Only 15 years later – 23 April 2015 – the NASDAQ index managed to reach its dotcom peak.
Where have you heard about the dotcom bubble?
It all began with an inevitable shift towards the Information Age, where the economy is based on information technology. With the development of Internet technology, between 1990 and 1997, the number of computer owners among general public raised from 15% to 35% as having a computer at home shifted from a luxury to an absolute necessity. On the wave of technological revolution, many new companies were born.
At the same time, the Taxpayer Relief Act of 1997 decreased the tax on capital gains and get people more interested in making more speculative investments.
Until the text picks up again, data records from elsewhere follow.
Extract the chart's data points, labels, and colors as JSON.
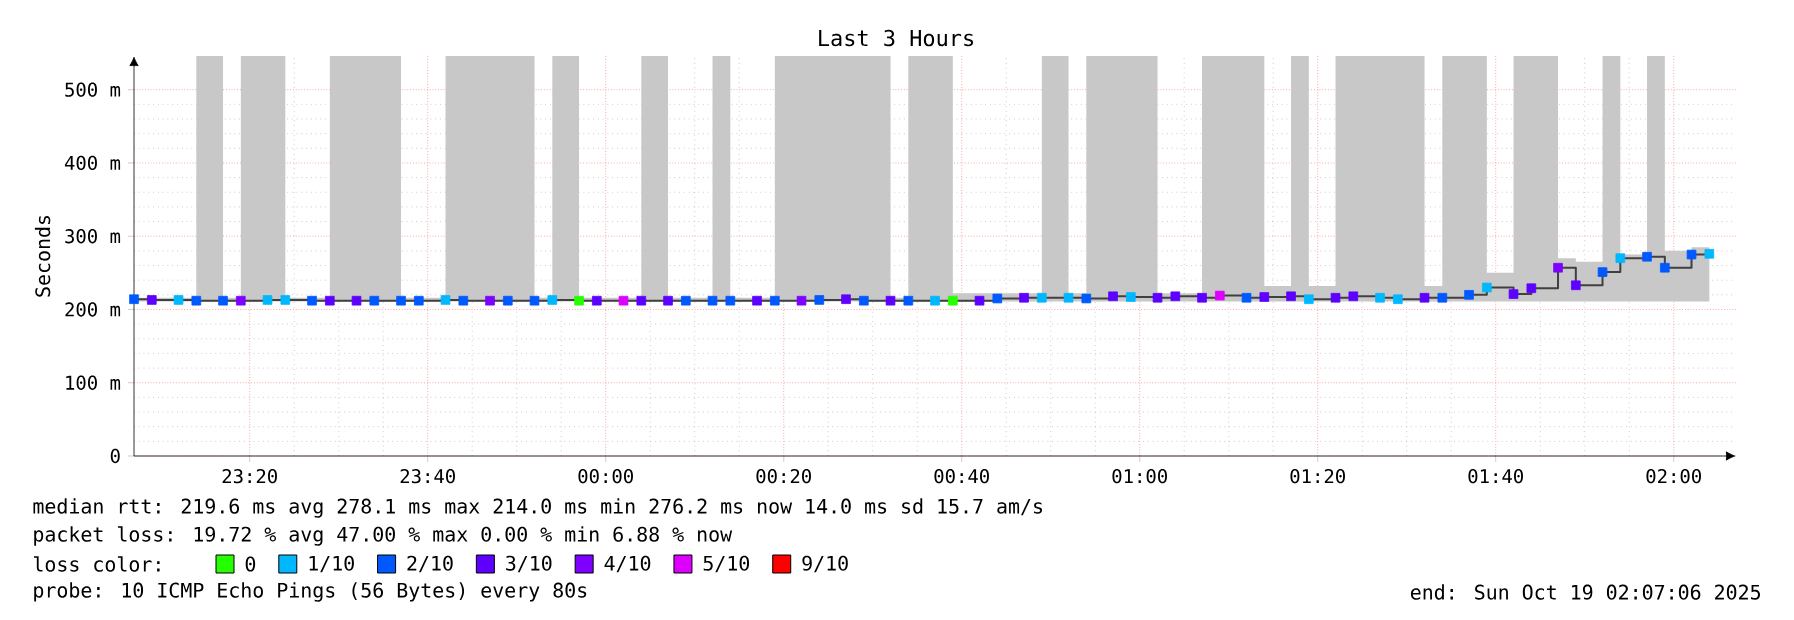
{
  "chart_data": {
    "type": "step",
    "title": "Last 3 Hours",
    "ylabel": "Seconds",
    "legend_title": "loss color:",
    "xlim": [
      "2025-10-18T23:07",
      "2025-10-19T02:07"
    ],
    "ylim": [
      0,
      546
    ],
    "xticks": [
      {
        "value": "2025-10-18T23:20",
        "label": "23:20"
      },
      {
        "value": "2025-10-18T23:40",
        "label": "23:40"
      },
      {
        "value": "2025-10-19T00:00",
        "label": "00:00"
      },
      {
        "value": "2025-10-19T00:20",
        "label": "00:20"
      },
      {
        "value": "2025-10-19T00:40",
        "label": "00:40"
      },
      {
        "value": "2025-10-19T01:00",
        "label": "01:00"
      },
      {
        "value": "2025-10-19T01:20",
        "label": "01:20"
      },
      {
        "value": "2025-10-19T01:40",
        "label": "01:40"
      },
      {
        "value": "2025-10-19T02:00",
        "label": "02:00"
      }
    ],
    "yticks": [
      0,
      {
        "value": 100,
        "label": "100 m"
      },
      {
        "value": 200,
        "label": "200 m"
      },
      {
        "value": 300,
        "label": "300 m"
      },
      {
        "value": 400,
        "label": "400 m"
      },
      {
        "value": 500,
        "label": "500 m"
      }
    ],
    "grid": true,
    "legend": "bottom",
    "series": [
      {
        "color": "#404040",
        "x": [
          "2025-10-18T23:07",
          "2025-10-18T23:09",
          "2025-10-18T23:12",
          "2025-10-18T23:14",
          "2025-10-18T23:17",
          "2025-10-18T23:19",
          "2025-10-18T23:22",
          "2025-10-18T23:24",
          "2025-10-18T23:27",
          "2025-10-18T23:29",
          "2025-10-18T23:32",
          "2025-10-18T23:34",
          "2025-10-18T23:37",
          "2025-10-18T23:39",
          "2025-10-18T23:42",
          "2025-10-18T23:44",
          "2025-10-18T23:47",
          "2025-10-18T23:49",
          "2025-10-18T23:52",
          "2025-10-18T23:54",
          "2025-10-18T23:57",
          "2025-10-18T23:59",
          "2025-10-19T00:02",
          "2025-10-19T00:04",
          "2025-10-19T00:07",
          "2025-10-19T00:09",
          "2025-10-19T00:12",
          "2025-10-19T00:14",
          "2025-10-19T00:17",
          "2025-10-19T00:19",
          "2025-10-19T00:22",
          "2025-10-19T00:24",
          "2025-10-19T00:27",
          "2025-10-19T00:29",
          "2025-10-19T00:32",
          "2025-10-19T00:34",
          "2025-10-19T00:37",
          "2025-10-19T00:39",
          "2025-10-19T00:42",
          "2025-10-19T00:44",
          "2025-10-19T00:47",
          "2025-10-19T00:49",
          "2025-10-19T00:52",
          "2025-10-19T00:54",
          "2025-10-19T00:57",
          "2025-10-19T00:59",
          "2025-10-19T01:02",
          "2025-10-19T01:04",
          "2025-10-19T01:07",
          "2025-10-19T01:09",
          "2025-10-19T01:12",
          "2025-10-19T01:14",
          "2025-10-19T01:17",
          "2025-10-19T01:19",
          "2025-10-19T01:22",
          "2025-10-19T01:24",
          "2025-10-19T01:27",
          "2025-10-19T01:29",
          "2025-10-19T01:32",
          "2025-10-19T01:34",
          "2025-10-19T01:37",
          "2025-10-19T01:39",
          "2025-10-19T01:42",
          "2025-10-19T01:44",
          "2025-10-19T01:47",
          "2025-10-19T01:49",
          "2025-10-19T01:52",
          "2025-10-19T01:54",
          "2025-10-19T01:57",
          "2025-10-19T01:59",
          "2025-10-19T02:02",
          "2025-10-19T02:04"
        ],
        "values": [
          214,
          213,
          213,
          212,
          212,
          212,
          213,
          213,
          212,
          212,
          212,
          212,
          212,
          212,
          213,
          212,
          212,
          212,
          212,
          213,
          212,
          212,
          212,
          212,
          212,
          212,
          212,
          212,
          212,
          212,
          212,
          213,
          214,
          212,
          212,
          212,
          212,
          212,
          212,
          215,
          216,
          216,
          216,
          215,
          218,
          217,
          216,
          218,
          216,
          219,
          216,
          217,
          218,
          214,
          216,
          218,
          216,
          214,
          216,
          216,
          220,
          230,
          221,
          229,
          257,
          233,
          251,
          270,
          272,
          257,
          275,
          276
        ],
        "lower": [
          211,
          211,
          211,
          211,
          211,
          211,
          211,
          211,
          211,
          211,
          211,
          211,
          211,
          211,
          211,
          211,
          211,
          211,
          211,
          211,
          211,
          211,
          211,
          211,
          211,
          211,
          211,
          211,
          211,
          211,
          211,
          211,
          211,
          211,
          211,
          211,
          211,
          211,
          211,
          211,
          211,
          211,
          211,
          211,
          211,
          211,
          211,
          211,
          211,
          211,
          211,
          211,
          211,
          211,
          211,
          211,
          211,
          211,
          211,
          211,
          211,
          211,
          211,
          211,
          211,
          211,
          211,
          211,
          211,
          211,
          211,
          211
        ],
        "upper": [
          216,
          216,
          216,
          546,
          216,
          546,
          546,
          216,
          216,
          546,
          546,
          546,
          216,
          216,
          546,
          546,
          546,
          546,
          216,
          546,
          216,
          216,
          216,
          546,
          216,
          216,
          546,
          216,
          216,
          546,
          546,
          546,
          546,
          546,
          216,
          546,
          546,
          222,
          222,
          222,
          222,
          546,
          222,
          546,
          546,
          546,
          222,
          222,
          546,
          546,
          546,
          232,
          546,
          232,
          546,
          546,
          546,
          546,
          232,
          546,
          546,
          250,
          546,
          546,
          270,
          265,
          546,
          275,
          546,
          280,
          285,
          290
        ]
      },
      {
        "name": "0",
        "type": "scatter",
        "marker": "square",
        "color": "#26ff00",
        "x": [
          "2025-10-18T23:57",
          "2025-10-19T00:39"
        ],
        "values": [
          212,
          212
        ]
      },
      {
        "name": "1/10",
        "type": "scatter",
        "marker": "square",
        "color": "#00b8ff",
        "x": [
          "2025-10-18T23:12",
          "2025-10-18T23:22",
          "2025-10-18T23:24",
          "2025-10-18T23:42",
          "2025-10-18T23:54",
          "2025-10-19T00:37",
          "2025-10-19T00:49",
          "2025-10-19T00:52",
          "2025-10-19T00:59",
          "2025-10-19T01:19",
          "2025-10-19T01:27",
          "2025-10-19T01:29",
          "2025-10-19T01:39",
          "2025-10-19T01:54",
          "2025-10-19T02:04"
        ],
        "values": [
          213,
          213,
          213,
          213,
          213,
          212,
          216,
          216,
          217,
          214,
          216,
          214,
          230,
          270,
          276
        ]
      },
      {
        "name": "2/10",
        "type": "scatter",
        "marker": "square",
        "color": "#0059ff",
        "x": [
          "2025-10-18T23:07",
          "2025-10-18T23:14",
          "2025-10-18T23:17",
          "2025-10-18T23:27",
          "2025-10-18T23:34",
          "2025-10-18T23:37",
          "2025-10-18T23:39",
          "2025-10-18T23:44",
          "2025-10-18T23:49",
          "2025-10-18T23:52",
          "2025-10-19T00:09",
          "2025-10-19T00:12",
          "2025-10-19T00:14",
          "2025-10-19T00:19",
          "2025-10-19T00:24",
          "2025-10-19T00:29",
          "2025-10-19T00:34",
          "2025-10-19T00:44",
          "2025-10-19T00:54",
          "2025-10-19T01:12",
          "2025-10-19T01:34",
          "2025-10-19T01:37",
          "2025-10-19T01:52",
          "2025-10-19T01:57",
          "2025-10-19T01:59",
          "2025-10-19T02:02"
        ],
        "values": [
          214,
          212,
          212,
          212,
          212,
          212,
          212,
          212,
          212,
          212,
          212,
          212,
          212,
          212,
          213,
          212,
          212,
          215,
          215,
          216,
          216,
          220,
          251,
          272,
          257,
          275
        ]
      },
      {
        "name": "3/10",
        "type": "scatter",
        "marker": "square",
        "color": "#5e00ff",
        "x": [
          "2025-10-18T23:09",
          "2025-10-18T23:29",
          "2025-10-18T23:32",
          "2025-10-18T23:59",
          "2025-10-19T00:04",
          "2025-10-19T00:07",
          "2025-10-19T00:17",
          "2025-10-19T00:27",
          "2025-10-19T00:32",
          "2025-10-19T00:42",
          "2025-10-19T00:47",
          "2025-10-19T00:57",
          "2025-10-19T01:02",
          "2025-10-19T01:04",
          "2025-10-19T01:07",
          "2025-10-19T01:14",
          "2025-10-19T01:17",
          "2025-10-19T01:22",
          "2025-10-19T01:24",
          "2025-10-19T01:32",
          "2025-10-19T01:42",
          "2025-10-19T01:44",
          "2025-10-19T01:49"
        ],
        "values": [
          213,
          212,
          212,
          212,
          212,
          212,
          212,
          214,
          212,
          212,
          216,
          218,
          216,
          218,
          216,
          217,
          218,
          216,
          218,
          216,
          221,
          229,
          233
        ]
      },
      {
        "name": "4/10",
        "type": "scatter",
        "marker": "square",
        "color": "#7e00ff",
        "x": [
          "2025-10-18T23:19",
          "2025-10-18T23:47",
          "2025-10-19T00:22",
          "2025-10-19T01:47"
        ],
        "values": [
          212,
          212,
          212,
          257
        ]
      },
      {
        "name": "5/10",
        "type": "scatter",
        "marker": "square",
        "color": "#dd00ff",
        "x": [
          "2025-10-19T00:02",
          "2025-10-19T01:09"
        ],
        "values": [
          212,
          219
        ]
      },
      {
        "name": "9/10",
        "color": "#ff0000"
      }
    ],
    "annotations": [
      "median rtt:  219.6 ms avg  278.1 ms max  214.0 ms min  276.2 ms now  14.0 ms sd  15.7   am/s",
      "packet loss: 19.72 % avg  47.00 % max  0.00 % min  6.88 % now",
      "probe:       10 ICMP Echo Pings (56 Bytes) every 80s",
      "end: Sun Oct 19 02:07:06 2025"
    ]
  }
}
The success of several technology companies during the IPOs, including Yahoo!, Excite and Lycos also generated a strong willingness to invest in internet companies.
What you need to know about the dotcom bubble.
A combination of rapidly growing stock prices and confidence in future profits created an environment, in which many investors were overlooking traditional indicators, including price-earnings ratio, and relied mostly on technological advancements, which eventually led to the internet bubble.
The market was flooded by an unprecedented amount of personal investments and stories of people, quitting their jobs and become full-time day traders.
At the peak of the bubble, a dot-com companies easily went public and raised a significant amount of money, even if they never made a profit. Some startups spent around ninety percent of their budget exclusively on advertising.
People, receiving employee stock option became real paper millionaires, when their companies executed IPO. However, lock-up periods restricted many shareholders to sell their shares immediately. The most successful ones managed to sell them and enter into hedges.
Finally, the bubble burst spectacularly. Many investors faced enormous losses and many internet-related companies went bankrupt, evaporating trillions of dollars of invested capital. The most notorious survivors include eBay, Amazon and Priceline.